A Georgia native, his dad gave him a .22 rifle when he was five, and he can’t recall how many squirrels it’s taken. Nowadays he’s addicted to hunting big bucks. That’s what he does when he’s not roaming the country amid his current “Hell on Wheels” tour. But right now he’s plugged-in and jamming to his own lyrics and a thundering country vibe that’s largely southern rock.
The 29-year-old singer-songwriter never hesitated when he took this gig on short notice, because the NRA Country brand, which celebrates an outdoor lifestyle and American values, is right in his wheelhouse. He lets the rowdy, living-for-the-weekend crowd know it at every opportunity with pro-freedom messages, and they’re eating it up like the guns, fishing lures, boats and bows they perused only hours ago.
Gilbert opened with his hit song, “My Kinda Party” and didn’t stop until he’d plowed through a dozen songs, including the night’s adopted theme song, “Country Must Be Countrywide.” Finally, he paused to thank his opening acts, LuQuire—a dedicated hunter—and Nate Hosie, the host of the hunting show HeadHunters TV and a Pennsylvanian himself.
If folks thought Hosie only pulls bowstrings and doesn’t bend six often, they learned something. LuQuire shot a 10-point buck this past year on family land, and her songs reek of the lifestyle—hard work and good fun—that NRA Country espouses. So with smoke roiling off the stage, the lights dimmed and fans chanted for Brantley, the man they’d paid to see.
If you aren’t familiar with this up-and-already-here artist, then you haven’t been keeping up with country music. He sports a couple of earrings, and he’s in no way resembles George Strait. He plays a hearing-aid-hammering style of country music your granddad wouldn’t like. Young folks dig it, and before it was over he was literally in the pit with fans, thanking them with fist-bumps or a sweaty embrace. By midnight, all who bought a ticket got their $35 worth.
“The sold-out crowd of 30-and-unders shows the strength of the NRA Country brand,” said NRA Country’s Vanessa Shahidi, “and we can't wait to be back in Harrisburg next year."

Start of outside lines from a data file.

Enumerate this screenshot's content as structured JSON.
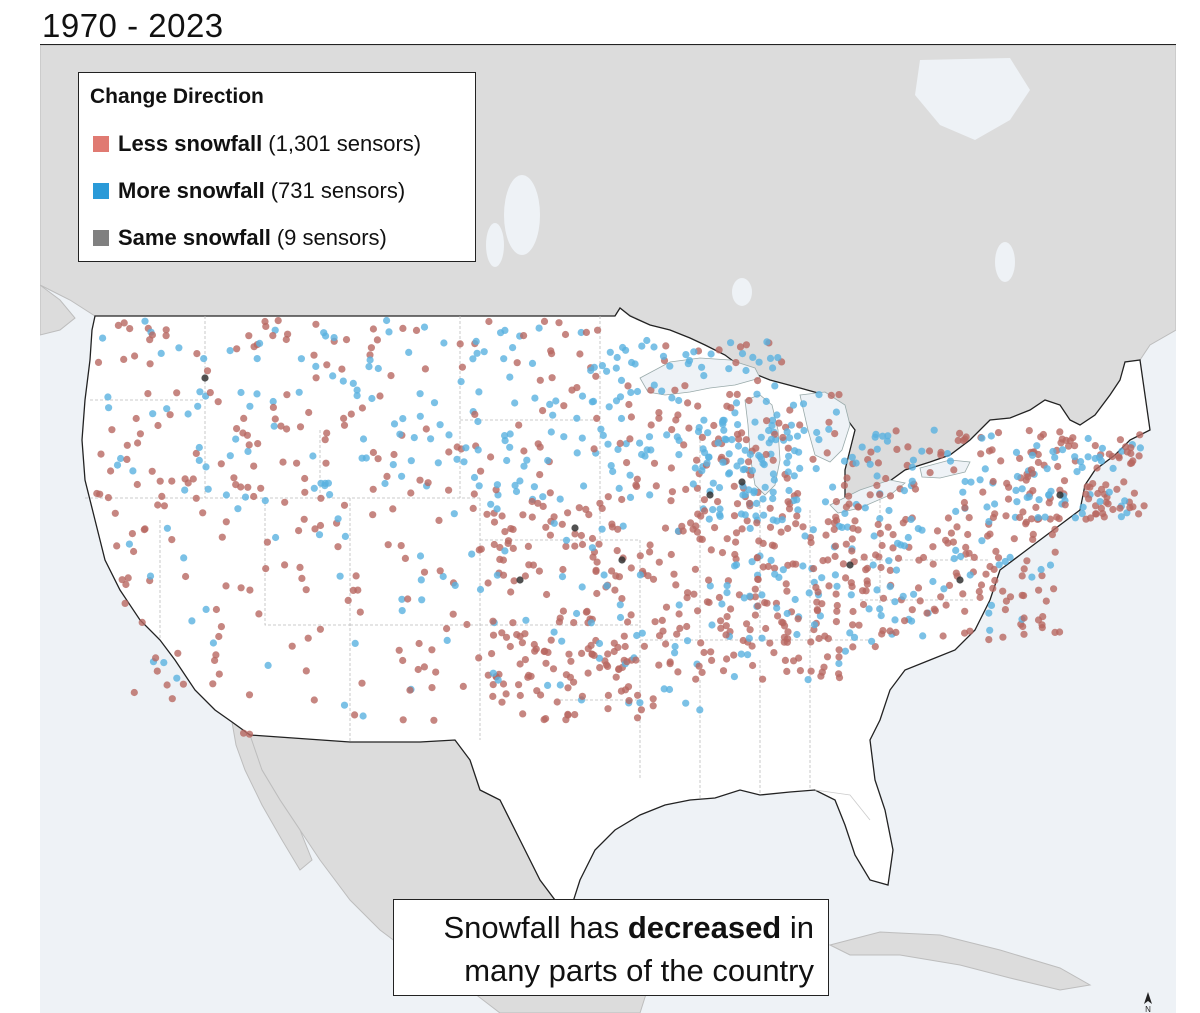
{
  "title": "1970 - 2023",
  "legend": {
    "title": "Change Direction",
    "items": [
      {
        "label": "Less snowfall",
        "count": "(1,301 sensors)",
        "color": "#e07a72"
      },
      {
        "label": "More snowfall",
        "count": "(731 sensors)",
        "color": "#2a9ad8"
      },
      {
        "label": "Same snowfall",
        "count": "(9 sensors)",
        "color": "#808080"
      }
    ]
  },
  "caption": {
    "before": "Snowfall has ",
    "bold": "decreased",
    "after_line1": " in",
    "line2": "many parts of the country"
  },
  "colors": {
    "water": "#eef2f6",
    "foreign_land": "#dcdcdc",
    "us_land": "#ffffff",
    "less_dot": "#b86861",
    "more_dot": "#5ab2e0",
    "same_dot": "#333333"
  },
  "icons": {
    "north_arrow": "north-arrow-icon"
  }
}
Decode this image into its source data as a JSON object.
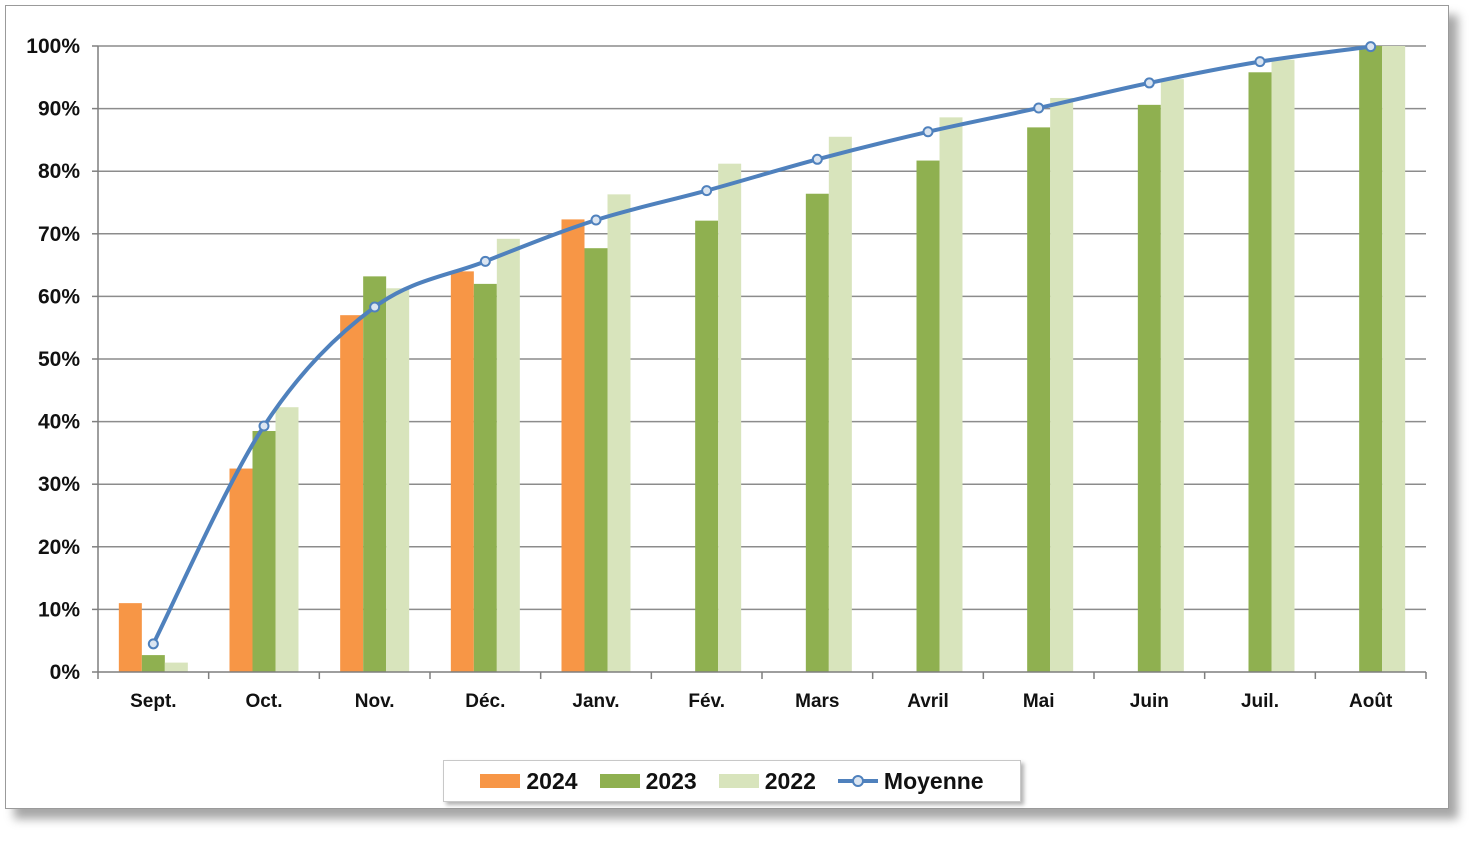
{
  "chart_data": {
    "type": "bar",
    "categories": [
      "Sept.",
      "Oct.",
      "Nov.",
      "Déc.",
      "Janv.",
      "Fév.",
      "Mars",
      "Avril",
      "Mai",
      "Juin",
      "Juil.",
      "Août"
    ],
    "series": [
      {
        "name": "2024",
        "kind": "bar",
        "color": "#f79646",
        "values": [
          11,
          32.5,
          57,
          64,
          72.3,
          null,
          null,
          null,
          null,
          null,
          null,
          null
        ]
      },
      {
        "name": "2023",
        "kind": "bar",
        "color": "#8fb050",
        "values": [
          2.7,
          38.5,
          63.2,
          62,
          67.7,
          72.1,
          76.4,
          81.7,
          87,
          90.6,
          95.8,
          100
        ]
      },
      {
        "name": "2022",
        "kind": "bar",
        "color": "#d8e4bc",
        "values": [
          1.5,
          42.3,
          61.3,
          69.2,
          76.3,
          81.2,
          85.5,
          88.6,
          91.7,
          94.7,
          97.8,
          100
        ]
      },
      {
        "name": "Moyenne",
        "kind": "line",
        "color": "#4f81bd",
        "values": [
          4.5,
          39.3,
          58.3,
          65.6,
          72.2,
          76.9,
          81.9,
          86.3,
          90.1,
          94.1,
          97.5,
          99.9
        ]
      }
    ],
    "y_ticks": [
      "0%",
      "10%",
      "20%",
      "30%",
      "40%",
      "50%",
      "60%",
      "70%",
      "80%",
      "90%",
      "100%"
    ],
    "ylim": [
      0,
      100
    ],
    "grid": true,
    "legend_position": "bottom",
    "title": "",
    "xlabel": "",
    "ylabel": ""
  }
}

Brantley Gilbert is NRA Country, and NRA Country is the 250,000 or so patrons who stopped by the Great American Outdoor Show and made it the best forum for sportsmen and women in the U.S. And it’s only growing. NRA started it, while NRA Country and Brantley Gilbert capped it off on Saturday night in the Large Arena that could’ve more appropriately been called the Thunderdome.